By Susan Redden
CARTHAGE, Mo. —
The discussions were general on Thursday, but public safety officials agreed to develop more specific plans starting this spring to ensure coordinated responses to potential emergencies in Carthage schools.
The forum was organized by officials at Carthage schools to discuss responses to school emergencies. Officials of the Carthage police and fire departments, the Jasper County Sheriff’s Department, the Missouri State Highway Patrol and other agencies attended the session.
Mark Baker, assistant superintendent for business, reviewed safety and security procedures in place at schools in the district.
He said the district works closely with the Carthage police and fire departments, and school officials wanted to meet with all agencies that potentially could be involved in an emergency “to learn from each other and discuss what we can do better.”

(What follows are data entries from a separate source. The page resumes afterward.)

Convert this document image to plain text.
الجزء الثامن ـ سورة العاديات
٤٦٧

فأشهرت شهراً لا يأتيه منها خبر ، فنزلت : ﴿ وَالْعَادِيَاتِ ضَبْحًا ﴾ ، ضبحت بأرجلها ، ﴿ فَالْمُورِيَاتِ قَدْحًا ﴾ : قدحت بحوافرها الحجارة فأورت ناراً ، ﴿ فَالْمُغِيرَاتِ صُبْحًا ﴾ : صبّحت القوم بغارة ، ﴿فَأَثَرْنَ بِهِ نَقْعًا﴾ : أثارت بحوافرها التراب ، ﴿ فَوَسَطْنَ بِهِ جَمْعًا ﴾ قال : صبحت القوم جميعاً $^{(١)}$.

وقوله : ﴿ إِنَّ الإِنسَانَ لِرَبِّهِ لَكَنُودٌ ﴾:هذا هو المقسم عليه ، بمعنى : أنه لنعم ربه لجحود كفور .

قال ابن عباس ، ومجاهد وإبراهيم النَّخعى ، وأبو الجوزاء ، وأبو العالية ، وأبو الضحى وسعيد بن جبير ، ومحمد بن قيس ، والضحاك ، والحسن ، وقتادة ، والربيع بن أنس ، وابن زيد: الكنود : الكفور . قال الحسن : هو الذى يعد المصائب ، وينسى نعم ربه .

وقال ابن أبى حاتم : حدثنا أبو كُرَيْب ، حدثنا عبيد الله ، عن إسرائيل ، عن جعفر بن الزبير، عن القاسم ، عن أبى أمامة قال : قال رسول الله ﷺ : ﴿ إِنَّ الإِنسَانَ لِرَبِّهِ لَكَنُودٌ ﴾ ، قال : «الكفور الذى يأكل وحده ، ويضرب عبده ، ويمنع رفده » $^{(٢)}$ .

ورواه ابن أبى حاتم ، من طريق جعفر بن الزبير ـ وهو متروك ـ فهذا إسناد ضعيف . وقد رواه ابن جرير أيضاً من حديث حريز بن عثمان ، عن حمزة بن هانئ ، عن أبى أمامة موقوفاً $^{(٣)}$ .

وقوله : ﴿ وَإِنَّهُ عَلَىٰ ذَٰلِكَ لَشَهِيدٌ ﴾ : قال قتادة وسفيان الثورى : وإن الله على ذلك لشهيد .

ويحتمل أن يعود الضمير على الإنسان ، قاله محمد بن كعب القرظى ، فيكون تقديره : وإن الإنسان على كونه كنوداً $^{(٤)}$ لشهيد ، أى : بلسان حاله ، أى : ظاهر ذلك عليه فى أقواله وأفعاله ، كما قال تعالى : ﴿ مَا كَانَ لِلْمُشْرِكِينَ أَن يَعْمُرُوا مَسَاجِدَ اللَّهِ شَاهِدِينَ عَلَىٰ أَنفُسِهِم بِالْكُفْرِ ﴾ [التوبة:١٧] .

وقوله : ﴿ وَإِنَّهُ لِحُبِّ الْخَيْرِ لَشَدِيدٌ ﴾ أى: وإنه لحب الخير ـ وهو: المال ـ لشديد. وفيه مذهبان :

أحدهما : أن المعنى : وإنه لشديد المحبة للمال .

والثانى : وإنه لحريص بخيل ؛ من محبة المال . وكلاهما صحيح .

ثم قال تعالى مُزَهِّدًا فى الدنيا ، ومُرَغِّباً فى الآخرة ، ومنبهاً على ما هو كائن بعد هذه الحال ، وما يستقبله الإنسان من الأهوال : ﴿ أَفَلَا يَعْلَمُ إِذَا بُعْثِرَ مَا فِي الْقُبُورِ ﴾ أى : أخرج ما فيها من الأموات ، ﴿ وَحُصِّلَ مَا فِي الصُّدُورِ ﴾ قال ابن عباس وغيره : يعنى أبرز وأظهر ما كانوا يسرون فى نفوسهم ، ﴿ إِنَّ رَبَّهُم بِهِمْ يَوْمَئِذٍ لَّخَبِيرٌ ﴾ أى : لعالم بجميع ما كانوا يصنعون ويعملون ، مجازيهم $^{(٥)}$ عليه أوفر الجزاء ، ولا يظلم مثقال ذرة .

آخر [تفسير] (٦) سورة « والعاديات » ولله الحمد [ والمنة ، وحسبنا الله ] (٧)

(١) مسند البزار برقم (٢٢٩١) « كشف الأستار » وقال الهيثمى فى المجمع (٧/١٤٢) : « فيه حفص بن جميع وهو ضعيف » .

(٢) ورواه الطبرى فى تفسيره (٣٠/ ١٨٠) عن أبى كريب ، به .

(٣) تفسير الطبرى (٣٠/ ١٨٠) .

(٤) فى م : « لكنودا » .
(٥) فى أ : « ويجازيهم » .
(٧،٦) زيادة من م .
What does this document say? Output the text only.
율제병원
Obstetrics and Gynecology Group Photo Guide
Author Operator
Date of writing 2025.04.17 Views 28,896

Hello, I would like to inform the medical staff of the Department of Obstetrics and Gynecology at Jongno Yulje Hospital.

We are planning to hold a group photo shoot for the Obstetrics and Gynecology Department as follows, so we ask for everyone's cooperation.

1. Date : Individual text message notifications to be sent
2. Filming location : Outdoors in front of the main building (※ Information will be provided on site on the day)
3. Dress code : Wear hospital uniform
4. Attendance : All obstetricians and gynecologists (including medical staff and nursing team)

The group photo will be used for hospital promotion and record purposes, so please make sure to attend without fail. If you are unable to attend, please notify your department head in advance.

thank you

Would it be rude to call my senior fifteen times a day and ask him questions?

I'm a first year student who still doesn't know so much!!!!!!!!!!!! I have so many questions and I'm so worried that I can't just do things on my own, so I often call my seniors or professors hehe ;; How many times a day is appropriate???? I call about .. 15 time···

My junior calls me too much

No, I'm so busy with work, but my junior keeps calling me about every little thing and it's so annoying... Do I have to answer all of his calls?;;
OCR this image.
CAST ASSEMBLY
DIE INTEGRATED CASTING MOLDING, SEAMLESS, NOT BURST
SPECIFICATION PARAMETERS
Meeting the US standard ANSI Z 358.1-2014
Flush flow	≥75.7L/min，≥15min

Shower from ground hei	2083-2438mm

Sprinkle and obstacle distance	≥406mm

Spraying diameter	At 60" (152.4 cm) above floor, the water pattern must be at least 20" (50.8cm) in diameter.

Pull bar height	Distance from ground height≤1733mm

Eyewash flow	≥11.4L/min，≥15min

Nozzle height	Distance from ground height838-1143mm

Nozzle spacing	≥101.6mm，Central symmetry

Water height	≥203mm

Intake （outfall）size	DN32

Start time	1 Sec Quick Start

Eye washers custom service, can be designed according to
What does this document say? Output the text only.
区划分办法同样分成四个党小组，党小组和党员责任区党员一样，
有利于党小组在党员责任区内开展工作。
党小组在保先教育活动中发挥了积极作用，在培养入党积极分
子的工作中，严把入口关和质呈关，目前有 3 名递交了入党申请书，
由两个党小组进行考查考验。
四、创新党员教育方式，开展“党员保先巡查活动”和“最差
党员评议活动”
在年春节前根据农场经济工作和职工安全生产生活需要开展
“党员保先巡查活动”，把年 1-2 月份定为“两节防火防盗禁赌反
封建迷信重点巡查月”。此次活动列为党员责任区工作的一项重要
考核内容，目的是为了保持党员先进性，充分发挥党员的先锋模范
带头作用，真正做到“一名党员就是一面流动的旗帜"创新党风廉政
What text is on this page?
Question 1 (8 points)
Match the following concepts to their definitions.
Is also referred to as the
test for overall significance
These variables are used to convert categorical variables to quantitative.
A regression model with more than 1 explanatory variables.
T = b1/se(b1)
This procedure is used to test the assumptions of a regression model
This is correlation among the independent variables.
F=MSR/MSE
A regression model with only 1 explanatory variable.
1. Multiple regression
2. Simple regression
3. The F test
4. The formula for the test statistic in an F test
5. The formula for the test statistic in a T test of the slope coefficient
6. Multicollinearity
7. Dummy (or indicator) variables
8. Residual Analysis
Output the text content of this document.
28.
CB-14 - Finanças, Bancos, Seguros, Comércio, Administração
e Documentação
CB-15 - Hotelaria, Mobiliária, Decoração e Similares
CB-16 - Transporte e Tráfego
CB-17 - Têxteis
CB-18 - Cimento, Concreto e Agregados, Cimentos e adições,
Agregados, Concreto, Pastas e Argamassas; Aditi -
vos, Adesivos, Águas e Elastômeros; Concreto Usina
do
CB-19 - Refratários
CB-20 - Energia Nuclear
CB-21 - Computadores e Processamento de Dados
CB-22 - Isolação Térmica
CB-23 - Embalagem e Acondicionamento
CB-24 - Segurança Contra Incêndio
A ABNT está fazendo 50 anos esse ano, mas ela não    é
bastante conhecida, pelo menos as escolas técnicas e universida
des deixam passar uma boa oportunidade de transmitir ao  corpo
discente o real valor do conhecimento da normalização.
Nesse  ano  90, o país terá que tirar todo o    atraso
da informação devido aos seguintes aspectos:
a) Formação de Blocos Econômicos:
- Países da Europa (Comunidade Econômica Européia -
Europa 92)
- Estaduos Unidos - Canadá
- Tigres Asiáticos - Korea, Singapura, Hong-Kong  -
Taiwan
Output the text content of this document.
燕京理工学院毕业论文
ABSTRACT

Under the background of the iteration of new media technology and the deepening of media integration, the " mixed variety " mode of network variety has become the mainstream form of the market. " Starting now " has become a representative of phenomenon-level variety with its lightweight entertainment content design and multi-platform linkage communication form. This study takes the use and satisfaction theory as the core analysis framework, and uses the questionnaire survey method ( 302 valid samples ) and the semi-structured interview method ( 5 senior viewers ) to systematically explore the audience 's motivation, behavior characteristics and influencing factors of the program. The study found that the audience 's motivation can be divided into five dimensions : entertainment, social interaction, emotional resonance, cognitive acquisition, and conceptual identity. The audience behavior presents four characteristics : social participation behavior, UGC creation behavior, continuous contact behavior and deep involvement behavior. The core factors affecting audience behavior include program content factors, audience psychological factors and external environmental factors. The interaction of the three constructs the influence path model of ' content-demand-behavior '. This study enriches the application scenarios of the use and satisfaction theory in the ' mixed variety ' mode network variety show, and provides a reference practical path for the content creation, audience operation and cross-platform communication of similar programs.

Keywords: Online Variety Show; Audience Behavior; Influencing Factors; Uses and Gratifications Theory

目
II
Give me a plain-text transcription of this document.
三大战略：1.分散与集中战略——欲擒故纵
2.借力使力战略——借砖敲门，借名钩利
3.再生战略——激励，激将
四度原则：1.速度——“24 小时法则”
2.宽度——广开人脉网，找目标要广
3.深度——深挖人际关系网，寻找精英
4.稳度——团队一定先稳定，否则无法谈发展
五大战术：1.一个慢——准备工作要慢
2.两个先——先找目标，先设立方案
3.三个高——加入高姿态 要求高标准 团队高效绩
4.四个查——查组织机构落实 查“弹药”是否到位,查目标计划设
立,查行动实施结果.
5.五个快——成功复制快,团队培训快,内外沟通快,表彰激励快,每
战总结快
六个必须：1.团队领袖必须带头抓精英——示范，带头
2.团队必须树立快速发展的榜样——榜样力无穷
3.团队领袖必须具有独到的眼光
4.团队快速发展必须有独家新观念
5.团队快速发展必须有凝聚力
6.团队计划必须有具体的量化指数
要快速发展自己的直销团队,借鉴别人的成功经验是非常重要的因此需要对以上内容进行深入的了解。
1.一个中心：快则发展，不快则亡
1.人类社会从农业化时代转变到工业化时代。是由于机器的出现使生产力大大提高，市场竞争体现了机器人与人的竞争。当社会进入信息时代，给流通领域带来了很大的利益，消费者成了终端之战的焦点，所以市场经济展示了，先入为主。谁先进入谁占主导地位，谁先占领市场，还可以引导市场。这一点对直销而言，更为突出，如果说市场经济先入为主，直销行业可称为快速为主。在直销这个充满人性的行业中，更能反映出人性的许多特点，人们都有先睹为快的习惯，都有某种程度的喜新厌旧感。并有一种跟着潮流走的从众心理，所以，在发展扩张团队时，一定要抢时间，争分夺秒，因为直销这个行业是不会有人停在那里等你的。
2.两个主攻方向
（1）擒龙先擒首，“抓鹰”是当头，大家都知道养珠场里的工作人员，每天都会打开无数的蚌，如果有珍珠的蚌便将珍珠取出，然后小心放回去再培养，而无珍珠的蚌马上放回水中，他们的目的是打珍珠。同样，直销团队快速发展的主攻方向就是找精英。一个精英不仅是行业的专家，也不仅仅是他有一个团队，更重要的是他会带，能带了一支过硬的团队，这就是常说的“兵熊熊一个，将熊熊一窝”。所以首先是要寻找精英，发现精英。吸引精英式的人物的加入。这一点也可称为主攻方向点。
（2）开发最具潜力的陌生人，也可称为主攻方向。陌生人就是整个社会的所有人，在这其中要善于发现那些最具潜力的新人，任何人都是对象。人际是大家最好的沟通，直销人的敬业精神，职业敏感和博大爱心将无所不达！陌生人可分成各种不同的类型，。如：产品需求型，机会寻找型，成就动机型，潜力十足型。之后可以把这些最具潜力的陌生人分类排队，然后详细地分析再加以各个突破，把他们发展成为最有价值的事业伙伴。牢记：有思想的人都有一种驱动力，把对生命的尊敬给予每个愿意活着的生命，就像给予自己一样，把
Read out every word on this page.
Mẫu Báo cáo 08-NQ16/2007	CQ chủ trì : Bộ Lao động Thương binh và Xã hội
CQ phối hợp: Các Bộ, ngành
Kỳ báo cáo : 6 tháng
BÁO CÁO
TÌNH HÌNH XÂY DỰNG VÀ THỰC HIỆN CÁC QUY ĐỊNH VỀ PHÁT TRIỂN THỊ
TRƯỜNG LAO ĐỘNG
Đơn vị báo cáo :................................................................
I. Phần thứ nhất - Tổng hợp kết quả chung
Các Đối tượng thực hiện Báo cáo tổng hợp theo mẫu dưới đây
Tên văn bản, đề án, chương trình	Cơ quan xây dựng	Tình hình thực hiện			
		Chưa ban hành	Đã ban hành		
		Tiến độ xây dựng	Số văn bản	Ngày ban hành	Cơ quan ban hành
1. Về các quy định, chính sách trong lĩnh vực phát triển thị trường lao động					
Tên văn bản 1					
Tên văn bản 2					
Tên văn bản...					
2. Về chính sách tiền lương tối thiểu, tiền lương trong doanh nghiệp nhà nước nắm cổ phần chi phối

Carthage police Chief Greg Dagnan said he contacted Baker and suggested a gathering of public safety officials after the mass shooting in December at Sandy Hook Elementary School in Newtown, Conn.
Police have conducted training in the schools, including an “active shooter drill” held last year, Dagnan noted.
“We all know what we’d do, but we want to know what everyone is doing to make sure we all work together,” he said.
Baker said the district will supply to all involved agencies copies of plans for all the district’s buildings. The plans include information about where children are to be in case of an emergency, the location of power supplies and shut-off valves, and any chemicals kept in the buildings.
“Each building has a crisis plan that shows staging areas and emergency contacts,” he said. “What we’d like to do is get together with you at each building to show you the layouts and walk through so we can discuss different scenarios.”
The first of the planning sessions likely will be scheduled during spring break.
Baker said the district also has reviewed and revised locations where students are to go during tornado drills, based on recommendations from the Fire Department. He said the department also has access to keys for opening school buildings in an emergency.
“We’ve all learned a lot from the Joplin tornado,” he said.
Jason Cravens, director of instructional services with the Joplin School District, was a guest at the session. He said many lessons were learned after the May 2011 tornado, including those learned from reviewing videos from security cameras in school buildings.
“We learned that hallways were essentially wind tunnels for debris, and we need to move children to interior rooms,” he said.
Baker said the Carthage district is looking at federal grants to add safe rooms at some schools.
Keith Stammer, Joplin-Jasper County emergency services coordinator, emphasized the importance of redundant systems for notifying school officials in case of emergencies, such as a tornado, regardless of where they are and whether there is power to the building.
WORK BY CARTHAGE OFFICIALS to shift to a new radio system has improved communications between the city and the schools, including bus drivers, according to Mark Baker, assistant school superintendent for business.